Asuncion: Paraguayans voted Sunday for a president they hope will tackle endemic corruption, crime and poverty in elections with possible consequences for ties with Taiwan and Israel.
A center-left coalition is hoping to end the almost unbroken seven decades in power of the conservative Colorado Party.
But Santiago Pena, a 44-year-old economist and former finance minister, was leading the race with 43 percent of votes with nearly 90 percent of the vote counted.
His Colorado Party has governed almost continually since 1947 — through a dictatorship and since the return of democracy in 1989, but has recently been tainted by corruption claims.
Some 4.8 million of Paraguay’s 7.5 million inhabitants were eligible to elect a president and members of the legislature in nine hours of voting that closed at 4:00 pm local time (2000 GMT).
Voting is compulsory and the outcome is determined in a single round.
Pena’s main challenger was lawyer Efrain Alegre, 60, of the Concertacion center-left coalition, who led narrowly in pre-election opinion polls amid a recent anti-incumbency trend in Latin American elections.
He had 27.5 percent with 87 percent of votes counted.
Though they differ on economic and international policy, the two frontrunners are both socially conservative, holding strong anti-abortion and anti-gay marriage stances in an overwhelmingly Catholic nation.
“We hope the least worse wins.

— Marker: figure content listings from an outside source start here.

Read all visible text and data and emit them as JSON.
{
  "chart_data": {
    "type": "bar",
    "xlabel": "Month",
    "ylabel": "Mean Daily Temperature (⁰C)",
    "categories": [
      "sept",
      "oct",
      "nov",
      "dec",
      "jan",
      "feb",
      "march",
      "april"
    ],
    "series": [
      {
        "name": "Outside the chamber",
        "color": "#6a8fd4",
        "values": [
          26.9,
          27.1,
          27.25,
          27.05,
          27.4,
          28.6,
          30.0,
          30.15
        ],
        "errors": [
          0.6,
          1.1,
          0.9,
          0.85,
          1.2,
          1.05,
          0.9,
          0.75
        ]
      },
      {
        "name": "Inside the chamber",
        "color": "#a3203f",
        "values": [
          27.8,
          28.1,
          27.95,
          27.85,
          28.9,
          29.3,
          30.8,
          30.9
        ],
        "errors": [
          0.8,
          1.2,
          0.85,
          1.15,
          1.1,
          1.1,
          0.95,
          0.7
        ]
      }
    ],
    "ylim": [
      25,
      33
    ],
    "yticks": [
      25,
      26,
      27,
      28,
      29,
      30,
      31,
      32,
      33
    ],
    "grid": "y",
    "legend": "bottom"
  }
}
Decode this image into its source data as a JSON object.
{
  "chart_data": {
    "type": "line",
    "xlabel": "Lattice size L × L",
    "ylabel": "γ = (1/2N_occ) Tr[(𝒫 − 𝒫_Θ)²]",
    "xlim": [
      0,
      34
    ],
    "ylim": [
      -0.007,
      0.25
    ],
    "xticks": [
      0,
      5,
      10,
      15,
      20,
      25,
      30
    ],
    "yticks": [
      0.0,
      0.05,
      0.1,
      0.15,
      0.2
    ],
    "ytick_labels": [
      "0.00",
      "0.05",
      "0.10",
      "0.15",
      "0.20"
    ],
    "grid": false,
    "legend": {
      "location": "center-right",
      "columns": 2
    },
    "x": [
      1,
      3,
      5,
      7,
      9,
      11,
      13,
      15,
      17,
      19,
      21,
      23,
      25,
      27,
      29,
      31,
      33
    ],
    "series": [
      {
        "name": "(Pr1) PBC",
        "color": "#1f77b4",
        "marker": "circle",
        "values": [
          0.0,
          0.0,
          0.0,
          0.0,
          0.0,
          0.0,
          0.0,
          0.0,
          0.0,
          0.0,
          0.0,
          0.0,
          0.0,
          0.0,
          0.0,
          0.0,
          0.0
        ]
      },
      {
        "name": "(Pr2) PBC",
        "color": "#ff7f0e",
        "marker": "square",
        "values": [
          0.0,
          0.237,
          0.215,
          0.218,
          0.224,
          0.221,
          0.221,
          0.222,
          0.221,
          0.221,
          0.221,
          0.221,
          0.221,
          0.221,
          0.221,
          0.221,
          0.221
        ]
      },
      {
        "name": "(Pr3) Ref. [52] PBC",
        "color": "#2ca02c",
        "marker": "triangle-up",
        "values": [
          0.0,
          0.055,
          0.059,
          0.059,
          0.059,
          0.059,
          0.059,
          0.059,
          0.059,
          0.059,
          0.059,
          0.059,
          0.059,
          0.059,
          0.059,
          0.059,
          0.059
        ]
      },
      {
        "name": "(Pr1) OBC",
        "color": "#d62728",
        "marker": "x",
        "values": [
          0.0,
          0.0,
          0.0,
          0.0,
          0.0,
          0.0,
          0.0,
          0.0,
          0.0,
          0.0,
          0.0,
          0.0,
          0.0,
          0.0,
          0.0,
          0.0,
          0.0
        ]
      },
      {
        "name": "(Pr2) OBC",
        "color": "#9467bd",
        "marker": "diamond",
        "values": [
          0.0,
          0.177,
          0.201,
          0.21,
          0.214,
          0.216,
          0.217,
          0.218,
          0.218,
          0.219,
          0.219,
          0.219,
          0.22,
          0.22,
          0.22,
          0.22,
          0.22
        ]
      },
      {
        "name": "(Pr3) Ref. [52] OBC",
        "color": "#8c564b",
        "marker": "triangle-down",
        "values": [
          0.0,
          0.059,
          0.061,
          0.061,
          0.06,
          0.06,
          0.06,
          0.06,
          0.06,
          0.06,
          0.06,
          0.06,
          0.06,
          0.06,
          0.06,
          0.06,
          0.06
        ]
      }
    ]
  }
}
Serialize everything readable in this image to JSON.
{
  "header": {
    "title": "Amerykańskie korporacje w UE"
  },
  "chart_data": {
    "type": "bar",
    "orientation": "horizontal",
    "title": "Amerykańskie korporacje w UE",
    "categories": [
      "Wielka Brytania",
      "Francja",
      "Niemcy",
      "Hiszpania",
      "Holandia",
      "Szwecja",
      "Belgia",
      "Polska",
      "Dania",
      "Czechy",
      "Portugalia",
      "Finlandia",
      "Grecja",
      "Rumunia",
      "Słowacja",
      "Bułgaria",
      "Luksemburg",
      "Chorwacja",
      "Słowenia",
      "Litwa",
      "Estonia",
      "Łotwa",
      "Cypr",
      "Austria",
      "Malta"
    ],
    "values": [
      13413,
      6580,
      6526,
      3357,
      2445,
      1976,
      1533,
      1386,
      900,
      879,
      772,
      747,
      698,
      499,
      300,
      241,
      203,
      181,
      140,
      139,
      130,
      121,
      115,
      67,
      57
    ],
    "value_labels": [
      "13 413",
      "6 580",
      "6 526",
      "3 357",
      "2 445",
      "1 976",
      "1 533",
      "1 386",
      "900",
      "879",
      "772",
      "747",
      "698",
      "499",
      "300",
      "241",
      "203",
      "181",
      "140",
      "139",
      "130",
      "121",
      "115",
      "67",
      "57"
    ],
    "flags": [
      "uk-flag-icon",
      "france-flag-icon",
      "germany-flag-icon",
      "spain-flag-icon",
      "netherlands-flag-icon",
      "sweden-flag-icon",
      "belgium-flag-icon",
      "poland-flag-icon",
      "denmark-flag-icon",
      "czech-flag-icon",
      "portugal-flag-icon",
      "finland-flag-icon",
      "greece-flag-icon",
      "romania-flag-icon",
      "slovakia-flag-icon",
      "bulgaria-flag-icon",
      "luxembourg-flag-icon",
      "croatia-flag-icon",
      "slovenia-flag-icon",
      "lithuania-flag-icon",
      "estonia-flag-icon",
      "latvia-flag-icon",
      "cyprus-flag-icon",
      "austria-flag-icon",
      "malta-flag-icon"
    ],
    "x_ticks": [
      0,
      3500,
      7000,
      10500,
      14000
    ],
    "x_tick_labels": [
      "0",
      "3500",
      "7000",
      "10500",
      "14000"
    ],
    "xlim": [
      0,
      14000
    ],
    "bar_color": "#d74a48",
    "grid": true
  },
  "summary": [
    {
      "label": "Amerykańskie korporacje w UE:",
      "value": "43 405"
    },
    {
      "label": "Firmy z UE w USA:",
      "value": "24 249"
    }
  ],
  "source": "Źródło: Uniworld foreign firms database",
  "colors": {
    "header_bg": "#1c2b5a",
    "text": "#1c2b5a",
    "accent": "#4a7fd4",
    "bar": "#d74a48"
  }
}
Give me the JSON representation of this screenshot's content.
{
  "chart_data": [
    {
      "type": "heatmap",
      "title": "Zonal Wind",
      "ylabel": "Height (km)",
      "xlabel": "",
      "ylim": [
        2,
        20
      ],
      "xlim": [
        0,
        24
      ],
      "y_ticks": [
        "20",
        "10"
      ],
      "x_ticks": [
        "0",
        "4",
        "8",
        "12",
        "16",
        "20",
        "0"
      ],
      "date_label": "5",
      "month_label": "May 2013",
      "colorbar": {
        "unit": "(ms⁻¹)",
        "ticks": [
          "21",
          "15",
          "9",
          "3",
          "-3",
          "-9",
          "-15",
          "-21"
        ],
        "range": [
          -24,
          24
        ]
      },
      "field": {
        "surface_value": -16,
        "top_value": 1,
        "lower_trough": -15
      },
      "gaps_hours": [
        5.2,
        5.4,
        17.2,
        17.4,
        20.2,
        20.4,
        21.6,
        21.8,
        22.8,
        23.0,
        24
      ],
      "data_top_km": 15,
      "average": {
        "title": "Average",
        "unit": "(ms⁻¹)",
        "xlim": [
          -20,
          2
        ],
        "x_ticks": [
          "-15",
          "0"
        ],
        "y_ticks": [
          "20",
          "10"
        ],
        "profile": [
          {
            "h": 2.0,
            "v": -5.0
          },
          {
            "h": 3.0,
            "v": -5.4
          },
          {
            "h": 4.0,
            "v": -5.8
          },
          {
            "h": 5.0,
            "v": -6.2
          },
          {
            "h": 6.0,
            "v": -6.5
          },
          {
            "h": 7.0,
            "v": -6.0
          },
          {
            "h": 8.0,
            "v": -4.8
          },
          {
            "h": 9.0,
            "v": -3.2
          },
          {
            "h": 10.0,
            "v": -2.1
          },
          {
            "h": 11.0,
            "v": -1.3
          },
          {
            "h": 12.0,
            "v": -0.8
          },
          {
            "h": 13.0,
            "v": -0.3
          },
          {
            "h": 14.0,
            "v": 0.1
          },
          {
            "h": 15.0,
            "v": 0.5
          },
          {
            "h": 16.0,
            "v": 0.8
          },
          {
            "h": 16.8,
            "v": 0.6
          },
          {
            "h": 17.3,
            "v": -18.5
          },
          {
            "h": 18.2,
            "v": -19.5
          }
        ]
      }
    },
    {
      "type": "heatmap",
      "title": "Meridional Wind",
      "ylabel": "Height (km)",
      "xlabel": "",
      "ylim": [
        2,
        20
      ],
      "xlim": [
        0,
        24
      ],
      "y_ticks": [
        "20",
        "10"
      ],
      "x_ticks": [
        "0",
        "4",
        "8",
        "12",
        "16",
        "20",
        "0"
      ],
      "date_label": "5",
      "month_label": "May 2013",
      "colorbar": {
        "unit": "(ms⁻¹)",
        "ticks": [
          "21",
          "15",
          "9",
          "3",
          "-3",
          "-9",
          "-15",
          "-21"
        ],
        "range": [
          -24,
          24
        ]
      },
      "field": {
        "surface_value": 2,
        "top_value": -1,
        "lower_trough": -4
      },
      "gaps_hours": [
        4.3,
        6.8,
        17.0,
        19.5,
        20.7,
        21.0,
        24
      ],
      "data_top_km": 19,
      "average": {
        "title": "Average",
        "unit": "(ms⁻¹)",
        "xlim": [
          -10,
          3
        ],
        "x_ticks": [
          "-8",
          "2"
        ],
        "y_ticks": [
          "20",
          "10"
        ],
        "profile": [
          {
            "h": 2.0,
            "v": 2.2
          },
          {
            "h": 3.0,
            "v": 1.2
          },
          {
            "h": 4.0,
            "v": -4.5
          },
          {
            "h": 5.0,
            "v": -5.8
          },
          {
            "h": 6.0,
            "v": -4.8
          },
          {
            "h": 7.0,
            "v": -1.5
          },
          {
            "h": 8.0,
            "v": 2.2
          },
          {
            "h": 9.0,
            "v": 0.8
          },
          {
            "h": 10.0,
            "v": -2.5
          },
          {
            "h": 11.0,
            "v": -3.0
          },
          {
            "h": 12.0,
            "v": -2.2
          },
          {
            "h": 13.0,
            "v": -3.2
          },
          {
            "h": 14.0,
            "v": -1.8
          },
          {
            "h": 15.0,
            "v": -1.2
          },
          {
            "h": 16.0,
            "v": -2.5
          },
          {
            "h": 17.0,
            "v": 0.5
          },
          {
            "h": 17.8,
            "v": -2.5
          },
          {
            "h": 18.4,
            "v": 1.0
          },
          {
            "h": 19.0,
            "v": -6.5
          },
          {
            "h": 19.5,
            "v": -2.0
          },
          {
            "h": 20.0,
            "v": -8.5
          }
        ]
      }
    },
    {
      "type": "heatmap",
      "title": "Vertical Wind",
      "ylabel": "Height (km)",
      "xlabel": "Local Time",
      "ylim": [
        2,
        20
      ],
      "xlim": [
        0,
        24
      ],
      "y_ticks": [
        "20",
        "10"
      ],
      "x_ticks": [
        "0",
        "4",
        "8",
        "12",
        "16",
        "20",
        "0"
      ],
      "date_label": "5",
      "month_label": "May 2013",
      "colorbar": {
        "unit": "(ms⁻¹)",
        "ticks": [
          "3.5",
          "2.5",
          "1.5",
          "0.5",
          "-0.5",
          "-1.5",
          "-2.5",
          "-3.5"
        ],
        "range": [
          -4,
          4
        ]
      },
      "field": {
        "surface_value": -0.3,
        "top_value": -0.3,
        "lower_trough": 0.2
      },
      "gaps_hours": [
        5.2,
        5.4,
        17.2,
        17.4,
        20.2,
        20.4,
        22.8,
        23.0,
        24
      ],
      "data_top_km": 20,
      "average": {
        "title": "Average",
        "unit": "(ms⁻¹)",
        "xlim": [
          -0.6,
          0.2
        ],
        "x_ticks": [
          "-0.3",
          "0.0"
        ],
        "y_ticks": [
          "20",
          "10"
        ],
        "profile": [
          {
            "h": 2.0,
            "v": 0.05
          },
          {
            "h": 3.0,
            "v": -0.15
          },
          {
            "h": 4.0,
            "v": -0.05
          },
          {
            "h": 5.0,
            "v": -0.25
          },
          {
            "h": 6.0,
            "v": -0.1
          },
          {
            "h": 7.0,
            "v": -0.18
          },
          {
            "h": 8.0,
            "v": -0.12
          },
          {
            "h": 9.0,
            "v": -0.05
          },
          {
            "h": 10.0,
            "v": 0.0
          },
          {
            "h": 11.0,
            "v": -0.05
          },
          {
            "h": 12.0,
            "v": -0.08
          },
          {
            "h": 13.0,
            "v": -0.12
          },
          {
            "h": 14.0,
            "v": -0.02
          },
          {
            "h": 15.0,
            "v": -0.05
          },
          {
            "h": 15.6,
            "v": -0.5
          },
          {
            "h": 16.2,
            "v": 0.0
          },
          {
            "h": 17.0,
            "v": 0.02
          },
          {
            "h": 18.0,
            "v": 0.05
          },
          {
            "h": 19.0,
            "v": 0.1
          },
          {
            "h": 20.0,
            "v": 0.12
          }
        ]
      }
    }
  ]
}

All have their weaknesses,” Marta Fernandez, 29, told AFP after casting her ballot in Asuncion.
Also in the capital, voter 60-year-old Ana Barros said: “You have to have at least hope that there will be less crime. It is what I hope as a mother, that the children can study and have work.”
The results of the election to replace President Mario Abdo Benitez, leaving office after a constitutionally limited single term, should be known within hours.